Another Alan Moore classic...
I went old school here and grabbed a classic that was written to end an era that was blown up the Crisis on Infinite Earths. This one was written as though it was the absolute end of Superman, the absolute last, final Superman story ever to be written. Not that Superman wouldn't go on, but the Superman that we would go on with wouldn't be the one that we'd known before. This was written to wrap up every storyline, to tie up every loose end, to top everything that came before...and it did just that...

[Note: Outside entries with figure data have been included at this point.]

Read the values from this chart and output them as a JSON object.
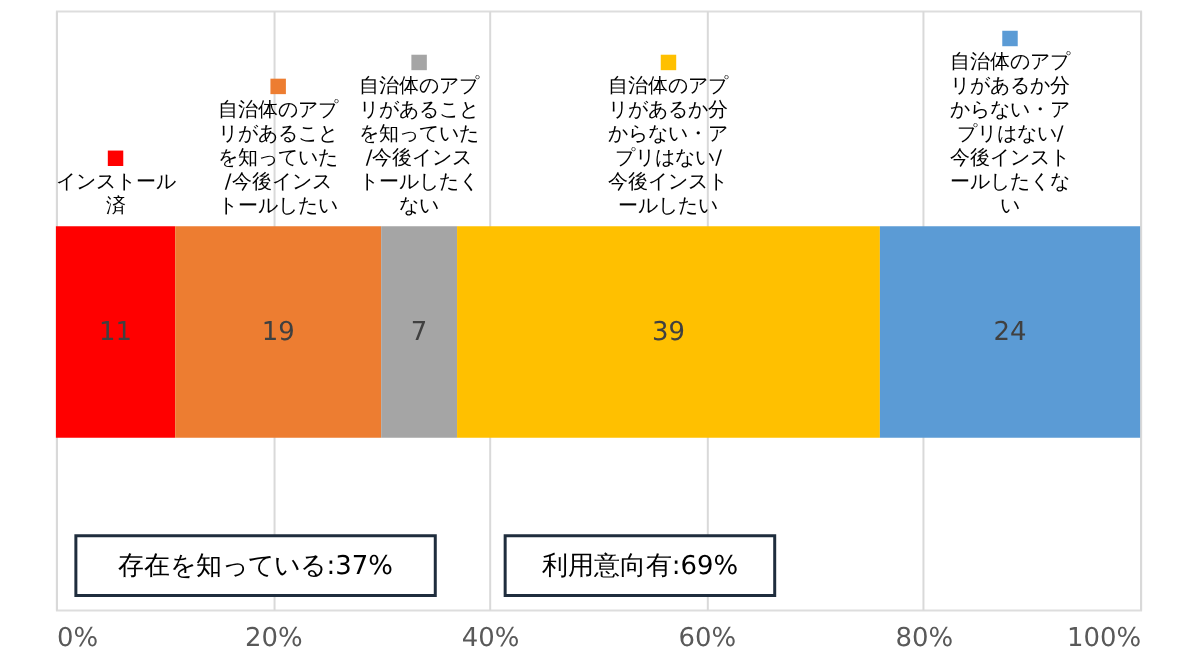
{
  "chart_data": {
    "type": "bar",
    "orientation": "horizontal",
    "stacked": true,
    "categories": [
      null
    ],
    "series": [
      {
        "name": "インストール済",
        "color": "#ff0000",
        "values": [
          11
        ]
      },
      {
        "name": "自治体のアプリがあることを知っていた/今後インストールしたい",
        "color": "#ed7d31",
        "values": [
          19
        ]
      },
      {
        "name": "自治体のアプリがあることを知っていた/今後インストールしたくない",
        "color": "#a5a5a5",
        "values": [
          7
        ]
      },
      {
        "name": "自治体のアプリがあるか分からない・アプリはない/今後インストールしたい",
        "color": "#ffc000",
        "values": [
          39
        ]
      },
      {
        "name": "自治体のアプリがあるか分からない・アプリはない/今後インストールしたくない",
        "color": "#5b9bd5",
        "values": [
          24
        ]
      }
    ],
    "data_labels": true,
    "legend": "top",
    "grid": "x",
    "xlim": [
      0,
      100
    ],
    "xticks": [
      {
        "value": 0,
        "label": "0%"
      },
      {
        "value": 20,
        "label": "20%"
      },
      {
        "value": 40,
        "label": "40%"
      },
      {
        "value": 60,
        "label": "60%"
      },
      {
        "value": 80,
        "label": "80%"
      },
      {
        "value": 100,
        "label": "100%"
      }
    ],
    "annotations": [
      "存在を知っている:37%",
      "利用意向有:69%"
    ]
  }
}
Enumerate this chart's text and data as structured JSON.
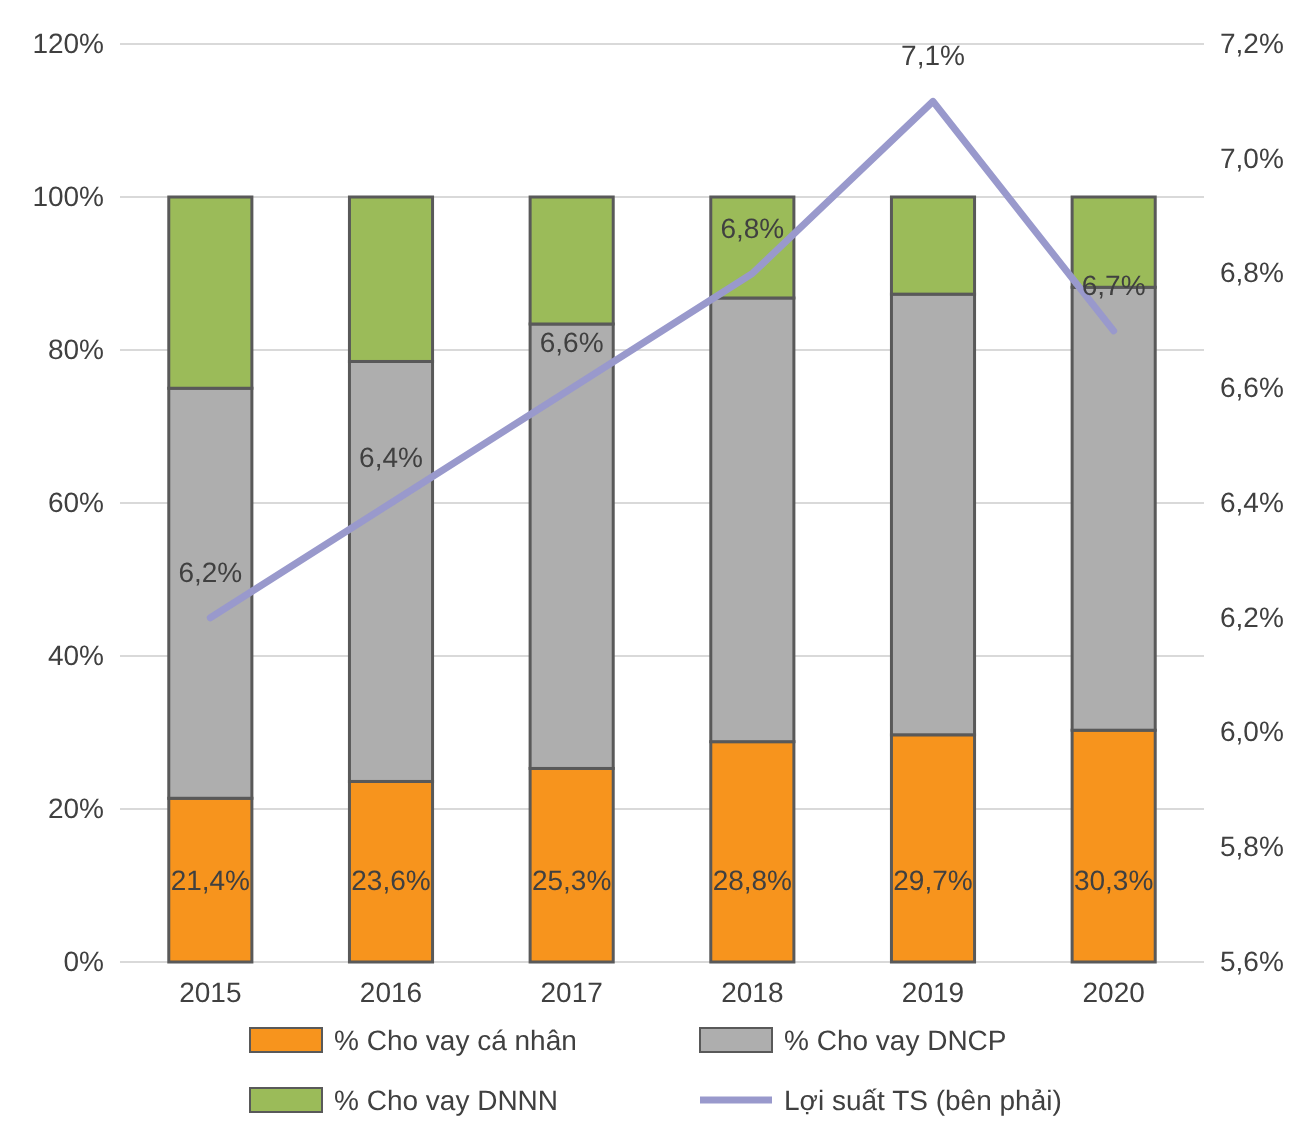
{
  "chart_data": {
    "type": "bar",
    "stacked": true,
    "categories": [
      "2015",
      "2016",
      "2017",
      "2018",
      "2019",
      "2020"
    ],
    "series": [
      {
        "name": "% Cho vay cá nhân",
        "color": "#f7941d",
        "values": [
          21.4,
          23.6,
          25.3,
          28.8,
          29.7,
          30.3
        ],
        "value_labels": [
          "21,4%",
          "23,6%",
          "25,3%",
          "28,8%",
          "29,7%",
          "30,3%"
        ]
      },
      {
        "name": "% Cho vay DNCP",
        "color": "#aeaeae",
        "values": [
          53.6,
          54.9,
          58.1,
          58.0,
          57.6,
          57.9
        ]
      },
      {
        "name": "% Cho vay DNNN",
        "color": "#9bbb59",
        "values": [
          25.0,
          21.5,
          16.6,
          13.2,
          12.7,
          11.8
        ]
      },
      {
        "name": "Lợi suất TS (bên phải)",
        "type": "line",
        "axis": "y2",
        "color": "#9999cc",
        "values": [
          6.2,
          6.4,
          6.6,
          6.8,
          7.1,
          6.7
        ],
        "value_labels": [
          "6,2%",
          "6,4%",
          "6,6%",
          "6,8%",
          "7,1%",
          "6,7%"
        ]
      }
    ],
    "ylim": [
      0,
      120
    ],
    "yticks": [
      {
        "value": 0,
        "label": "0%"
      },
      {
        "value": 20,
        "label": "20%"
      },
      {
        "value": 40,
        "label": "40%"
      },
      {
        "value": 60,
        "label": "60%"
      },
      {
        "value": 80,
        "label": "80%"
      },
      {
        "value": 100,
        "label": "100%"
      },
      {
        "value": 120,
        "label": "120%"
      }
    ],
    "y2lim": [
      5.6,
      7.2
    ],
    "y2ticks": [
      {
        "value": 5.6,
        "label": "5,6%"
      },
      {
        "value": 5.8,
        "label": "5,8%"
      },
      {
        "value": 6.0,
        "label": "6,0%"
      },
      {
        "value": 6.2,
        "label": "6,2%"
      },
      {
        "value": 6.4,
        "label": "6,4%"
      },
      {
        "value": 6.6,
        "label": "6,6%"
      },
      {
        "value": 6.8,
        "label": "6,8%"
      },
      {
        "value": 7.0,
        "label": "7,0%"
      },
      {
        "value": 7.2,
        "label": "7,2%"
      }
    ],
    "grid": "y",
    "legend": "bottom",
    "marker": "none",
    "line_style": "solid"
  }
}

From the most conventional of superheroes - a big, strong, flying, matinee idol, white guy - we get the most unconventional of wrap ups. Nearly every major villain of his career - and some of the more minor ones - come back in an orchestrated attempt to end his story once and for all. All of the supporting characters come back to be protected by and to protect their hero. And some of the greatest writers and artists of modern comics (Alan Moore, premiere among them in my eyes) come together to send him off.
The product lives up to every bit of that hype. Emotional and strong at the same time, beautifully framed and satisfying to nearly every reader who loved this series, the story is nearly perfect. It isn't the radical rewriting of the ideas that Moore gave us in Watchmen or League of Extraordinary Gentlemen, instead this is the greats working within the framework, crafting beauty from a limited pallate.